Phantom Rush corria em círculos, criando clones para distrair a segunda cobra, enquanto Venom Weaver lançava teias corrosivas nas escamas metálicas, tentando corroer as juntas. Gaby, ainda como Crystalwing, voava alto e disparava feixes de energia paralisante da cauda escorpião, acertando os olhos da primeira serpente.
Mas Júlio — Codebreaker — viu que a luta ia se prolongar. As cobras eram mais resistentes que o lobo anterior, com armaduras reforçadas e regeneração parcial de circuitos. Ele precisava de reforços urgentes.
Enquanto os outros intensificavam os ataques — Jonathan derrubando postes de luz com velocidade para atrapalhar as cobras, Enzo tecendo uma rede gigante para imobilizar uma delas, e Gaby alternando para Enchantress para tentar hipnotizar a máquina (sem muito sucesso, já que era robótica) —, Júlio correu para Márcio e Shayane.
Ele carregava um bracelete reserva, improvisado rapidamente no drone holográfico durante o voo. — Pai! Pegue isso! Vai ativar poderes em você!
Mas no caos, uma explosão de gás sonífero da cobra mais próxima o fez escorregar no asfalto rachado. O bracelete voou de sua mão... e caiu diretamente nas mãos de Shayane, que o pegou por instinto.
— Shayane! Não, era pro pai... — começou Júlio, mas era tarde. O bracelete se ativou ao toque dela, ajustando-se ao pulso. Um chicote luminoso surgiu em sua mão, comprido e flexível, com uma ponta afiada. O uniforme se materializou: preto com detalhes dourados, e uma agulha retrátil no braço para coletar DNA.

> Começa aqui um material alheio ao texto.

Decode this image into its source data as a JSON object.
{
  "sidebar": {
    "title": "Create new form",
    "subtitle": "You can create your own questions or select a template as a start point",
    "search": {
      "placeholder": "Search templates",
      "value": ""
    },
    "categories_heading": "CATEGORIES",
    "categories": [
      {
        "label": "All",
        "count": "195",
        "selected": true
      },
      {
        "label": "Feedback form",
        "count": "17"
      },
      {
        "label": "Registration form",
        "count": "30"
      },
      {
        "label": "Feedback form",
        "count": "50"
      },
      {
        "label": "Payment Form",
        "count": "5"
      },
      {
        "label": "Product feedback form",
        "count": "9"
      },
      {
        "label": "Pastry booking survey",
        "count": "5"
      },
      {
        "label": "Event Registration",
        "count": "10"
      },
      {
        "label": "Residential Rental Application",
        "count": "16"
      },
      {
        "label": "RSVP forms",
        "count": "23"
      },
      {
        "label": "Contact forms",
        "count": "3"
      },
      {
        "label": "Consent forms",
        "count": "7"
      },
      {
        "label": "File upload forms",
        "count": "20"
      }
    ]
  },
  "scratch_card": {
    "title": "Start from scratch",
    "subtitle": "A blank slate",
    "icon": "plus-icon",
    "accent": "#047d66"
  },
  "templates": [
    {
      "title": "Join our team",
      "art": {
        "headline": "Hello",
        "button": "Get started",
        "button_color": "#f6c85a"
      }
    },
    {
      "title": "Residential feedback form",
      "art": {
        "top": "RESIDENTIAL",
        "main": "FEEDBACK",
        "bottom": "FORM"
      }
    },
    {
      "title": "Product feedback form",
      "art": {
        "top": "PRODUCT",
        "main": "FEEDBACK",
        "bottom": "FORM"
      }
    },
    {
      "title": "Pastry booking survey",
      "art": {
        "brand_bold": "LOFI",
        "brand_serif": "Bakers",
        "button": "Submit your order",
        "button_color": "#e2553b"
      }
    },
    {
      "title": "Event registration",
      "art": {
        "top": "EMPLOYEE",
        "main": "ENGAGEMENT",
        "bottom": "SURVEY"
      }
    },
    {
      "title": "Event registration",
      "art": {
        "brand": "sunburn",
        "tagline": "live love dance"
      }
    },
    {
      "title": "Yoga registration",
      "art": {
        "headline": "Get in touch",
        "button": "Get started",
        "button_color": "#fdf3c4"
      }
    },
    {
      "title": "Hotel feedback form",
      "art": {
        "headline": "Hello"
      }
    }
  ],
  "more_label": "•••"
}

Shayane, sempre um pouco mimada e acostumada a conseguir o que queria, piscou surpresa, mas logo sorriu com confiança. — Ei, isso é meu agora! Vamos ver do que isso é capaz!
Ela bateu o chicote no chão com força. Uma onda de energia se espalhou, e do portal que se abriu surgiu um gorila gigante, músculos pulsando, olhos ferozes. Shayane sentiu uma ligação imediata: a força do gorila inundou seu corpo, tornando-a mais forte, mais agressiva. Sua personalidade mimada ganhou um toque de bruteza.
— Ataque! — ordenou ela, controlando o gorila como uma extensão de si mesma. O animal guardião socou a cobra robótica mais próxima, amassando suas escamas.
Mas Shayane não parou aí. Vendo a oportunidade, ela estendeu a agulha do uniforme e tentou cravá-la na cauda da serpente, coletando uma amostra de "DNA" mecânico — ou melhor, dados de programação — para talvez summonar algo novo mais tarde.
A cobra se debateu, quase acertando-a, mas o gorila a protegeu. Shayane riu, influenciada pela força do guardião: — Isso é fácil! Vamos acabar com elas!
Márcio, ainda sem poderes, ajudava como podia, puxando Shayane para longe do perigo. A luta estava longe de acabar — as cobras contra-atacavam com fúria renovada.